Reflecting Pressure on Companies to Address Cybersecurity Deficiencies
Yahoo recently agreed to pay the Securities and Exchange Commission $35 million to resolve claims that the company misled investors by failing to disclose a massive cybersecurity breach. Cybersecurity whistleblowers should feel empowered by this news, which follows other efforts by the SEC to crack down on nondisclosures like these, including through the publication of a new cybersecurity guidance document in February 2018.
The U.S. Securities and Exchange Commission (SEC) has reached yet another settlement arising from a cybersecurity event. On April 24, 2018, the SEC
announced that it had reached a $35 million settlement with Altaba, Inc. – the company formerly known as Yahoo! Inc. – to resolve claims that the company misled investors by failing to disclose the cybersecurity breach that enabled hackers to steal the personal data of hundreds of millions of Yahoo users.
The Yahoo Data Breach
According to the SEC, in December 2014, Yahoo’s information security team, including its chief information security officer (CISO), learned of a massive breach of the company’s user database resulting in the acquisition of more than 500 million user accounts. The information stolen in the breach included personal data that Yahoo’s information security team referred to as the company’s “crown jewels”: Yahoo usernames, email addresses, telephone numbers, dates of birth, hashed passwords, and security questions and answers.
Within days, the CISO notified members of Yahoo’s senior management and legal teams that malicious hackers had acquired hundreds of millions of Yahoo users’ personal data.

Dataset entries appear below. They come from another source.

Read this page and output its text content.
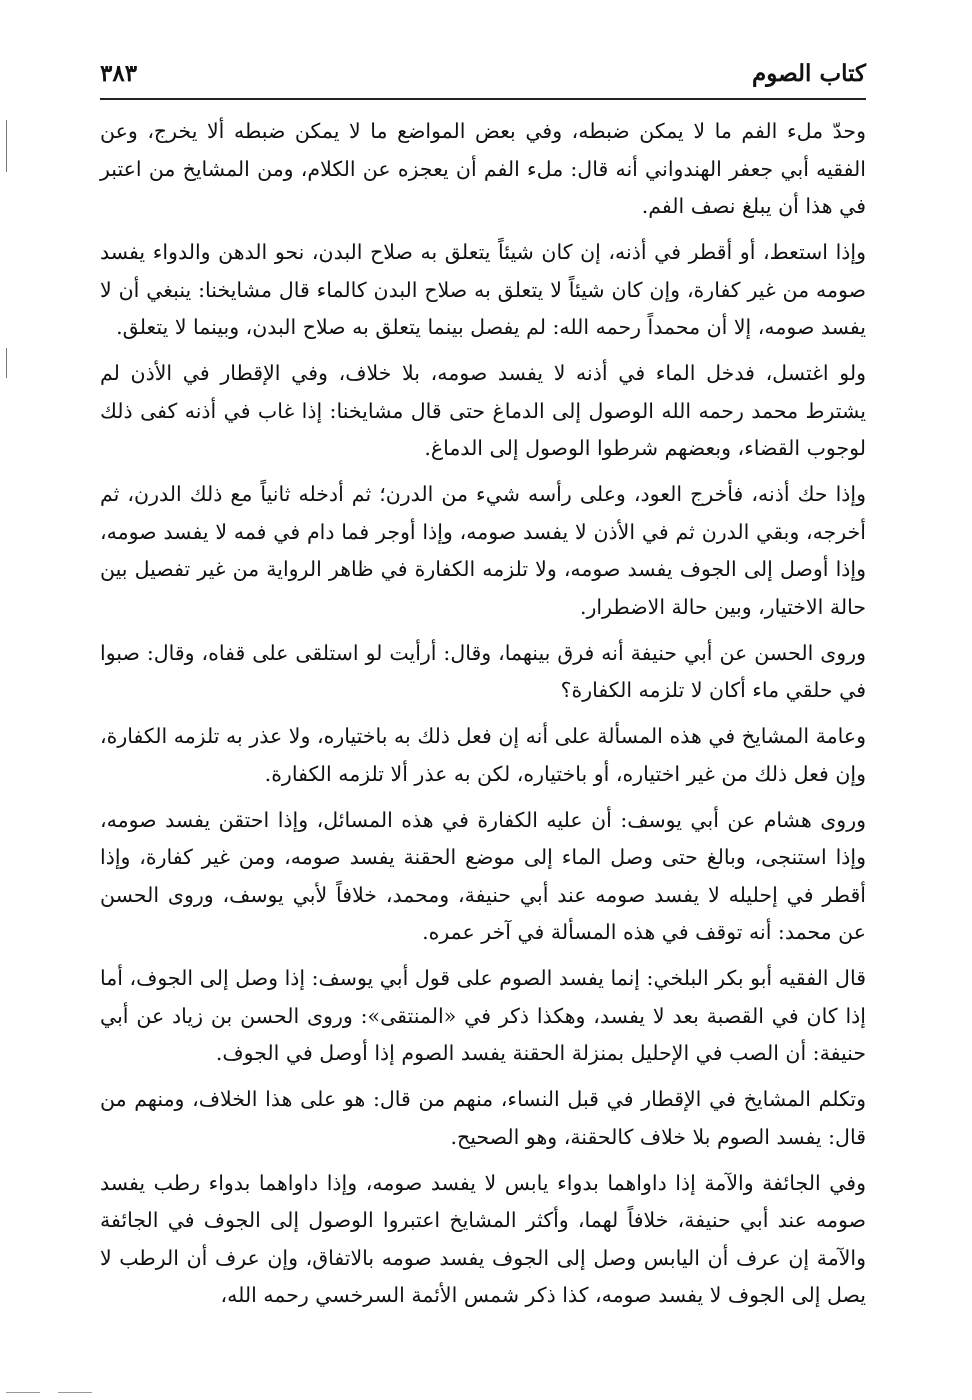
كتاب الصوم
٣٨٣

وحدّ ملء الفم ما لا يمكن ضبطه، وفي بعض المواضع ما لا يمكن ضبطه ألا يخرج، وعن الفقيه أبي جعفر الهندواني أنه قال: ملء الفم أن يعجزه عن الكلام، ومن المشايخ من اعتبر في هذا أن يبلغ نصف الفم.

وإذا استعط، أو أقطر في أذنه، إن كان شيئاً يتعلق به صلاح البدن، نحو الدهن والدواء يفسد صومه من غير كفارة، وإن كان شيئاً لا يتعلق به صلاح البدن كالماء قال مشايخنا: ينبغي أن لا يفسد صومه، إلا أن محمداً رحمه الله: لم يفصل بينما يتعلق به صلاح البدن، وبينما لا يتعلق.

ولو اغتسل، فدخل الماء في أذنه لا يفسد صومه، بلا خلاف، وفي الإقطار في الأذن لم يشترط محمد رحمه الله الوصول إلى الدماغ حتى قال مشايخنا: إذا غاب في أذنه كفى ذلك لوجوب القضاء، وبعضهم شرطوا الوصول إلى الدماغ.

وإذا حك أذنه، فأخرج العود، وعلى رأسه شيء من الدرن؛ ثم أدخله ثانياً مع ذلك الدرن، ثم أخرجه، وبقي الدرن ثم في الأذن لا يفسد صومه، وإذا أوجر فما دام في فمه لا يفسد صومه، وإذا أوصل إلى الجوف يفسد صومه، ولا تلزمه الكفارة في ظاهر الرواية من غير تفصيل بين حالة الاختيار، وبين حالة الاضطرار.

وروى الحسن عن أبي حنيفة أنه فرق بينهما، وقال: أرأيت لو استلقى على قفاه، وقال: صبوا في حلقي ماء أكان لا تلزمه الكفارة؟

وعامة المشايخ في هذه المسألة على أنه إن فعل ذلك به باختياره، ولا عذر به تلزمه الكفارة، وإن فعل ذلك من غير اختياره، أو باختياره، لكن به عذر ألا تلزمه الكفارة.

وروى هشام عن أبي يوسف: أن عليه الكفارة في هذه المسائل، وإذا احتقن يفسد صومه، وإذا استنجى، وبالغ حتى وصل الماء إلى موضع الحقنة يفسد صومه، ومن غير كفارة، وإذا أقطر في إحليله لا يفسد صومه عند أبي حنيفة، ومحمد، خلافاً لأبي يوسف، وروى الحسن عن محمد: أنه توقف في هذه المسألة في آخر عمره.

قال الفقيه أبو بكر البلخي: إنما يفسد الصوم على قول أبي يوسف: إذا وصل إلى الجوف، أما إذا كان في القصبة بعد لا يفسد، وهكذا ذكر في «المنتقى»: وروى الحسن بن زياد عن أبي حنيفة: أن الصب في الإحليل بمنزلة الحقنة يفسد الصوم إذا أوصل في الجوف.

وتكلم المشايخ في الإقطار في قبل النساء، منهم من قال: هو على هذا الخلاف، ومنهم من قال: يفسد الصوم بلا خلاف كالحقنة، وهو الصحيح.

وفي الجائفة والآمة إذا داواهما بدواء يابس لا يفسد صومه، وإذا داواهما بدواء رطب يفسد صومه عند أبي حنيفة، خلافاً لهما، وأكثر المشايخ اعتبروا الوصول إلى الجوف في الجائفة والآمة إن عرف أن اليابس وصل إلى الجوف يفسد صومه بالاتفاق، وإن عرف أن الرطب لا يصل إلى الجوف لا يفسد صومه، كذا ذكر شمس الأئمة السرخسي رحمه الله،
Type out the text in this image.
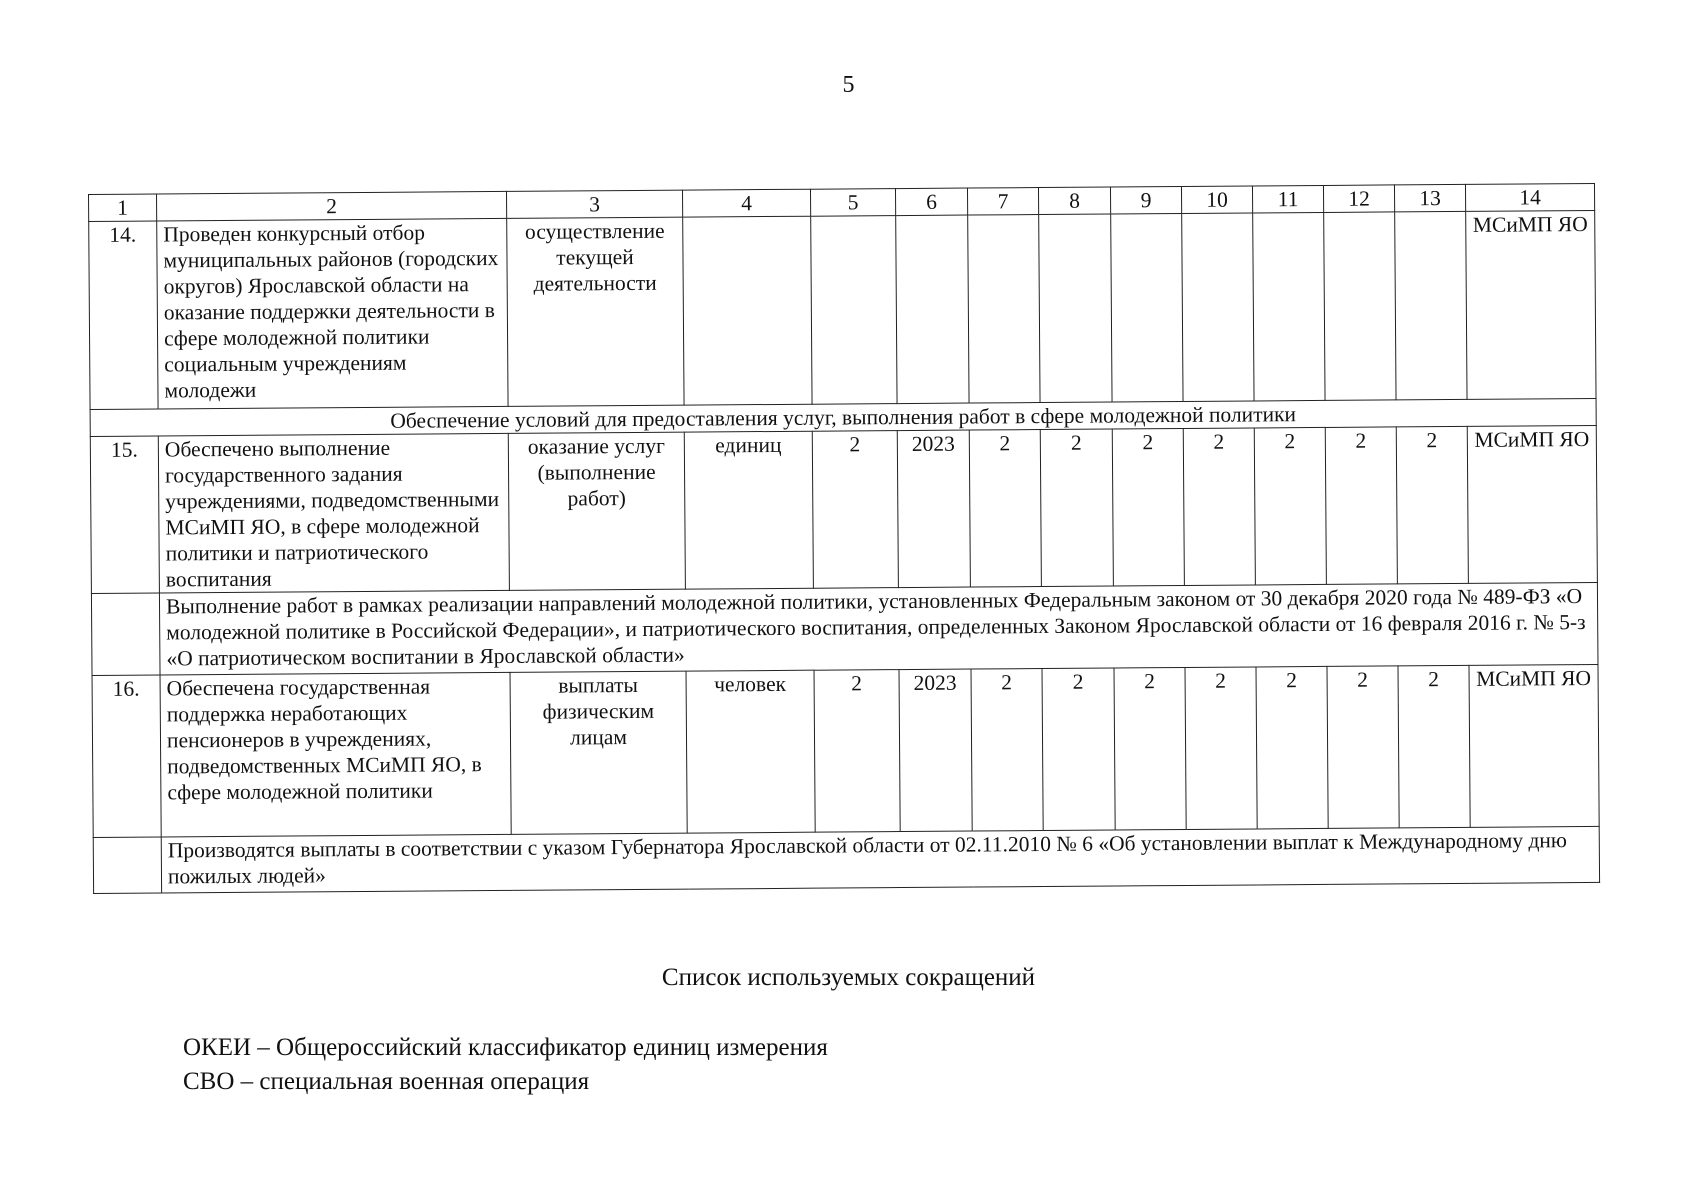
5
1	2	3	4	5	6	7	8	9	10	11	12	13	14
14.	Проведен конкурсный отбор муниципальных районов (городских округов) Ярославской области на оказание поддержки деятельности в сфере молодежной политики социальным учреждениям молодежи	осуществление текущей деятельности											МСиМП ЯО
Обеспечение условий для предоставления услуг, выполнения работ в сфере молодежной политики													
15.	Обеспечено выполнение государственного задания учреждениями, подведомственными МСиМП ЯО, в сфере молодежной политики и патриотического воспитания	оказание услуг (выполнение работ)	единиц	2	2023	2	2	2	2	2	2	2	МСиМП ЯО
	Выполнение работ в рамках реализации направлений молодежной политики, установленных Федеральным законом от 30 декабря 2020 года № 489-ФЗ «О молодежной политике в Российской Федерации», и патриотического воспитания, определенных Законом Ярославской области от 16 февраля 2016 г. № 5-з «О патриотическом воспитании в Ярославской области»												
16.	Обеспечена государственная поддержка неработающих пенсионеров в учреждениях, подведомственных МСиМП ЯО, в сфере молодежной политики	выплаты физическим лицам	человек	2	2023	2	2	2	2	2	2	2	МСиМП ЯО
	Производятся выплаты в соответствии с указом Губернатора Ярославской области от 02.11.2010 № 6 «Об установлении выплат к Международному дню пожилых людей»												
Список используемых сокращений
ОКЕИ – Общероссийский классификатор единиц измерения
СВО – специальная военная операция
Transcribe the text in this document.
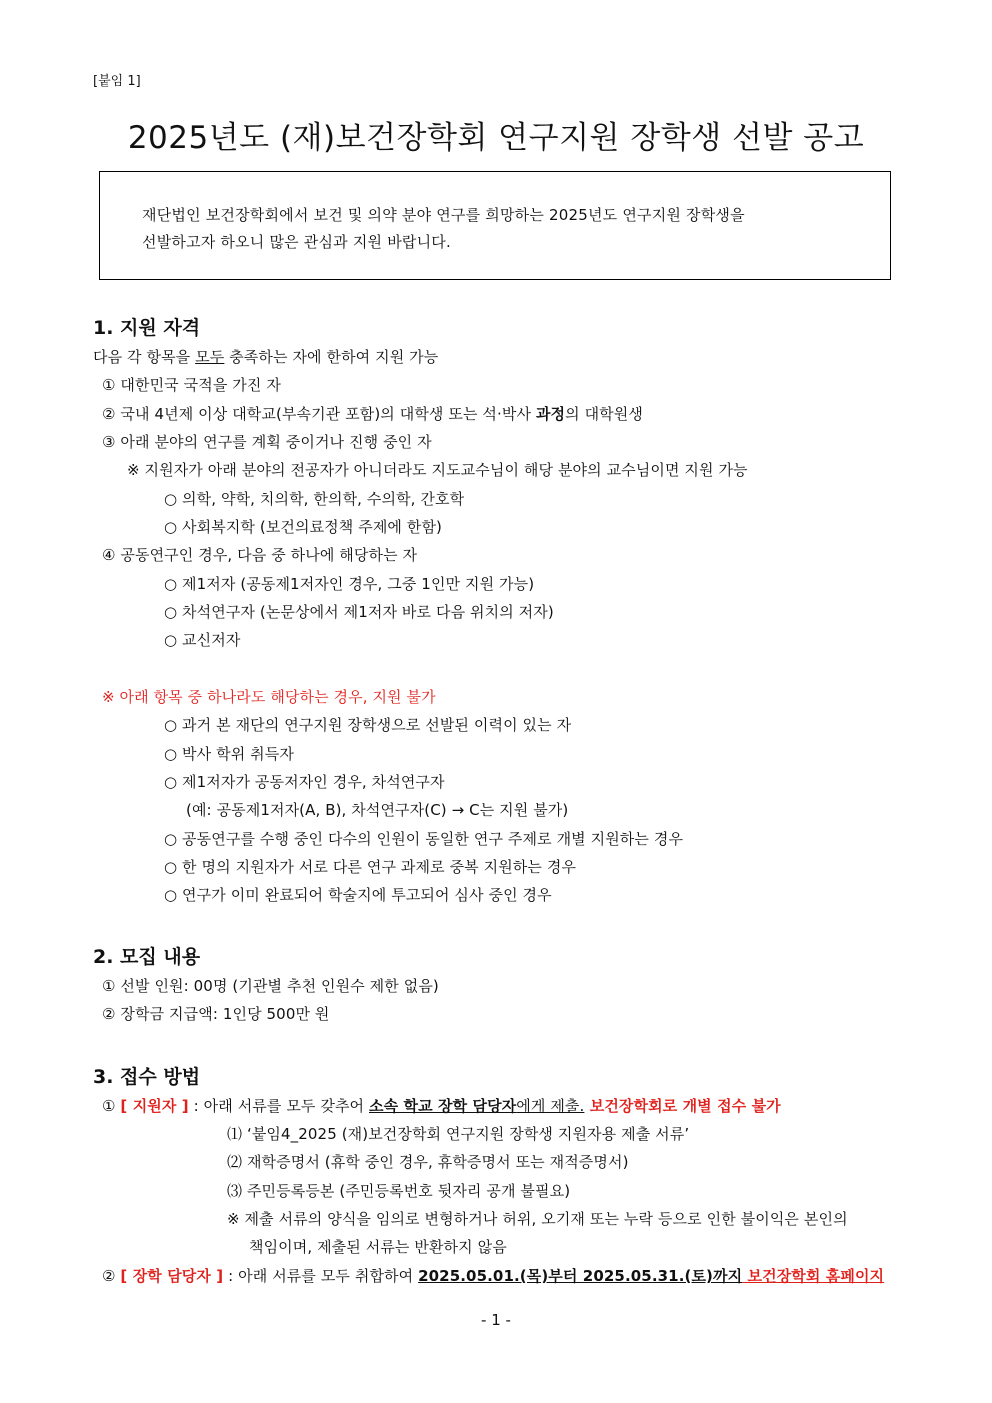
[붙임 1]
2025년도 (재)보건장학회 연구지원 장학생 선발 공고
재단법인 보건장학회에서 보건 및 의약 분야 연구를 희망하는 2025년도 연구지원 장학생을
선발하고자 하오니 많은 관심과 지원 바랍니다.
1. 지원 자격
다음 각 항목을 모두 충족하는 자에 한하여 지원 가능
① 대한민국 국적을 가진 자
② 국내 4년제 이상 대학교(부속기관 포함)의 대학생 또는 석·박사 과정의 대학원생
③ 아래 분야의 연구를 계획 중이거나 진행 중인 자
※ 지원자가 아래 분야의 전공자가 아니더라도 지도교수님이 해당 분야의 교수님이면 지원 가능
○ 의학, 약학, 치의학, 한의학, 수의학, 간호학
○ 사회복지학 (보건의료정책 주제에 한함)
④ 공동연구인 경우, 다음 중 하나에 해당하는 자
○ 제1저자 (공동제1저자인 경우, 그중 1인만 지원 가능)
○ 차석연구자 (논문상에서 제1저자 바로 다음 위치의 저자)
○ 교신저자
※ 아래 항목 중 하나라도 해당하는 경우, 지원 불가
○ 과거 본 재단의 연구지원 장학생으로 선발된 이력이 있는 자
○ 박사 학위 취득자
○ 제1저자가 공동저자인 경우, 차석연구자
(예: 공동제1저자(A, B), 차석연구자(C) → C는 지원 불가)
○ 공동연구를 수행 중인 다수의 인원이 동일한 연구 주제로 개별 지원하는 경우
○ 한 명의 지원자가 서로 다른 연구 과제로 중복 지원하는 경우
○ 연구가 이미 완료되어 학술지에 투고되어 심사 중인 경우
2. 모집 내용
① 선발 인원: 00명 (기관별 추천 인원수 제한 없음)
② 장학금 지급액: 1인당 500만 원
3. 접수 방법
① [ 지원자 ] : 아래 서류를 모두 갖추어 소속 학교 장학 담당자에게 제출. 보건장학회로 개별 접수 불가
⑴ ‘붙임4_2025 (재)보건장학회 연구지원 장학생 지원자용 제출 서류’
⑵ 재학증명서 (휴학 중인 경우, 휴학증명서 또는 재적증명서)
⑶ 주민등록등본 (주민등록번호 뒷자리 공개 불필요)
※ 제출 서류의 양식을 임의로 변형하거나 허위, 오기재 또는 누락 등으로 인한 불이익은 본인의
책임이며, 제출된 서류는 반환하지 않음
② [ 장학 담당자 ] : 아래 서류를 모두 취합하여 2025.05.01.(목)부터 2025.05.31.(토)까지 보건장학회 홈페이지
- 1 -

But the individuals on those teams did not share this information with Yahoo’s auditors or outside counsel to enable them to assess the company’s disclosure obligations in its public filings. As a result, Yahoo’s risk factor disclosures in its annual and quarterly reports from 2014 through 2016 claimed the company only faced the risk of future data breaches, while failing to disclose that a massive data breach had already taken place.
Yahoo’s misleading disclosures continued into 2016 while in talks with Verizon Communications, Inc., about the potential sale of its operating business to Verizon. Yahoo affirmatively represented in a July 23, 2016, a stock purchase agreement that it had not experienced any significant data breaches. Yahoo did not disclose the breach until September 2016; the day after its disclosure, the company’s market capitalization decreased by nearly $1.3 billion. Yahoo later admitted in a Form 10-K filed on March 1, 2017, that the “relevant legal team had sufficient information to warrant substantial further inquiry in 2014, and they did not sufficiently pursue it.”
SEC Public Disclosure Requirements
SEC regulations require the filing of periodic public disclosures and dictate the specific content of those disclosures. Specifically, Item 503(c) of
Regulation S-K, codified at 17 C.F.R. § 229.503(c), requires “a discussion of the most significant factors that make the offering speculative or risky.” The SEC has explained that Regulation S-K arose from Sections 7, 10, and 19(a) of the Securities Act, and Sections 3(b), 12, 13, 14, 15(d), and 23(a) of the Exchange Act. Guidance documents issued by the SEC in
October 2011 and
February 2018 make clear that the Commission “expect[s] companies to disclose cybersecurity risks and incidents that are material to investors, including the concomitant financial, legal, or reputational consequences.” The February 2018 Guidance continued, “Companies should avoid generic cybersecurity-related disclosure and provide specific information that is useful to investors.” According to the SEC, Yahoo’s failures to disclose material information violated the Securities Act and the Exchange Act and the related rules and regulations.
Good News for Cybersecurity Whistleblowers
The SEC’s February 2018 Cybersecurity Guidance, along with this settlement, are encouraging news for cybersecurity whistleblowers who are pressuring their companies to either address cybersecurity deficiencies or be more transparent about past or potential data breaches. As Alexis Ronickher explains in more detail in her
Cybersecurity Whistleblower Protection Guide, because the securities laws require publicly traded companies to disclose material risks, a cybersecurity whistleblower’s concerns about her company’s failure to disclose such a risk could constitute protected activity under statutes like the
Sarbanes-Oxley Act of 2002. Moreover, as this settlement demonstrates, they could also form the basis of a valuable whistleblower tip to the SEC.